Why do people (particularly bad guys) use them?
Short-barreled shotguns are devastating at close range. They can fire solid slugs, or multiple lead balls called “shot” (hence the name shotgun). There is buck shot (larger balls), bird shot, small game shot, target shot. The barrels are smooth bore, meaning there is no rifling to leave forensic evidence, such as tool marks behind on the projectiles. No. 12 (“rat shot”) can rip a man like canvas, blow hinges off doors, or eradicate someone’s features, making it more difficult to identify a body and to have an open casket. They are easy to come by, easy to make, easy to conceal, and difficult to trace forensically. And cheap, if disposal is necessary. Limitations are: Range is diminished greatly — to like across a room — and recoil is pretty serious on a twelve-gauge double, firing both barrels at once. Follow-up shots will be slower than say a handgun. Also, it’s kind of an old school “dangerous man” kind of thing among the criminal class. 

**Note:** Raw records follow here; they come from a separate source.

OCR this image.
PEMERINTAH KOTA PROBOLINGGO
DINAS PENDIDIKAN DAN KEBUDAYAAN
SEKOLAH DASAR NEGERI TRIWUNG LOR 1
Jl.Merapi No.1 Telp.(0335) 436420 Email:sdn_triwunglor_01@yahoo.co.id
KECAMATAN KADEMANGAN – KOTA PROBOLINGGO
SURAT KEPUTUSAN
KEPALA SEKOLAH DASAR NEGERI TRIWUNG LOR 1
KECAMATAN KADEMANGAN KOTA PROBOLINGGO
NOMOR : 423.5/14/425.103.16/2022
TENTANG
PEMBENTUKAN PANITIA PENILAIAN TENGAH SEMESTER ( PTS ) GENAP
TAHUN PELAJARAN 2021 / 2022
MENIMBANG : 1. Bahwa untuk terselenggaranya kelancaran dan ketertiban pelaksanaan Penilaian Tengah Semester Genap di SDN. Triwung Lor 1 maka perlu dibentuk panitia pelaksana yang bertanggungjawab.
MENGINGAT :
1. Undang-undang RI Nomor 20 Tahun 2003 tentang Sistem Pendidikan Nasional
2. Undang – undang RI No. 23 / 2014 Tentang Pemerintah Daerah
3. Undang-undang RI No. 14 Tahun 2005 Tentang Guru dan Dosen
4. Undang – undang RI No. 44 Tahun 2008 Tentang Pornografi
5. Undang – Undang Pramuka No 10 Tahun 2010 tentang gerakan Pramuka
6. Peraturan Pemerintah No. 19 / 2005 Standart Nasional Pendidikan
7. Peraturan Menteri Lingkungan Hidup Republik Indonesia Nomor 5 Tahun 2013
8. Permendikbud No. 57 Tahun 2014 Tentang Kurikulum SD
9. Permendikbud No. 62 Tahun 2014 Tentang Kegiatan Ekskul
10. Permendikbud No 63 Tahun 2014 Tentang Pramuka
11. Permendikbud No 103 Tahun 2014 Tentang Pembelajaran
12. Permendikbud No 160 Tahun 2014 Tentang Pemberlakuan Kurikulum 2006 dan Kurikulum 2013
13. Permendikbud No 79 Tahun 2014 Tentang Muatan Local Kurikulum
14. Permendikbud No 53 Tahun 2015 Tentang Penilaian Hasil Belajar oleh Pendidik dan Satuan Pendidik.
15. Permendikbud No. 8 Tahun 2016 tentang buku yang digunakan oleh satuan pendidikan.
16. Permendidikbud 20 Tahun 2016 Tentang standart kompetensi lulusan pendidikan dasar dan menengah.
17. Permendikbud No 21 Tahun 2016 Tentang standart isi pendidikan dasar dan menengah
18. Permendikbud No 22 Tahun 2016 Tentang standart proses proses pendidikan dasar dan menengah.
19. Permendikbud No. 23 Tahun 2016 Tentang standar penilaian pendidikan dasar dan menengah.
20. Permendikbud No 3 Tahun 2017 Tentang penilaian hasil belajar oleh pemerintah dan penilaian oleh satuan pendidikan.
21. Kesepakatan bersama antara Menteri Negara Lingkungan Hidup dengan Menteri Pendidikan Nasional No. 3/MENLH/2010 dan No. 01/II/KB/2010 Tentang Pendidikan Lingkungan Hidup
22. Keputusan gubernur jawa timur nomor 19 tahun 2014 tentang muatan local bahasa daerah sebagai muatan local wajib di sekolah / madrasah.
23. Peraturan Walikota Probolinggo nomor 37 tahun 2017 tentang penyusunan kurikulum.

Is there a certain person who uses them?
The Irish, Scots, and English criminal class love ‘em. The Sicilians and Corsicans as well. Blacks and Hicks. Inner city, or back up in the hollers. It’s turning a tool of peasant subsistence into a weapon of foreboding severity. They are not all that, they just convey an air of brutality to the wielder that other weapons don’t as much. I can hit a target at 100 yards with a slug from a nineteen-inch barrel. Which is the more effective tool for the job? I’ve seen good God fearin’ folk have ‘em, drug dealers, cops, more than one sweet old lady. It’s a very egalitarian kind of weapon. Poor man’s machine gun. 

The movie is called Killing Them Softly. How softly would this kill someone?
No. 12 shot to the guts would not be a soft way to go. A slug to the cerebral cortex would be messy, but pretty painless for the victim … I would imagine.

Are there are other movie gun clichés that really bug you?
I’m glad you asked. Gratuitous pumping of pump shotguns. And cocking Glocks. Glocks do not have hammers to cock.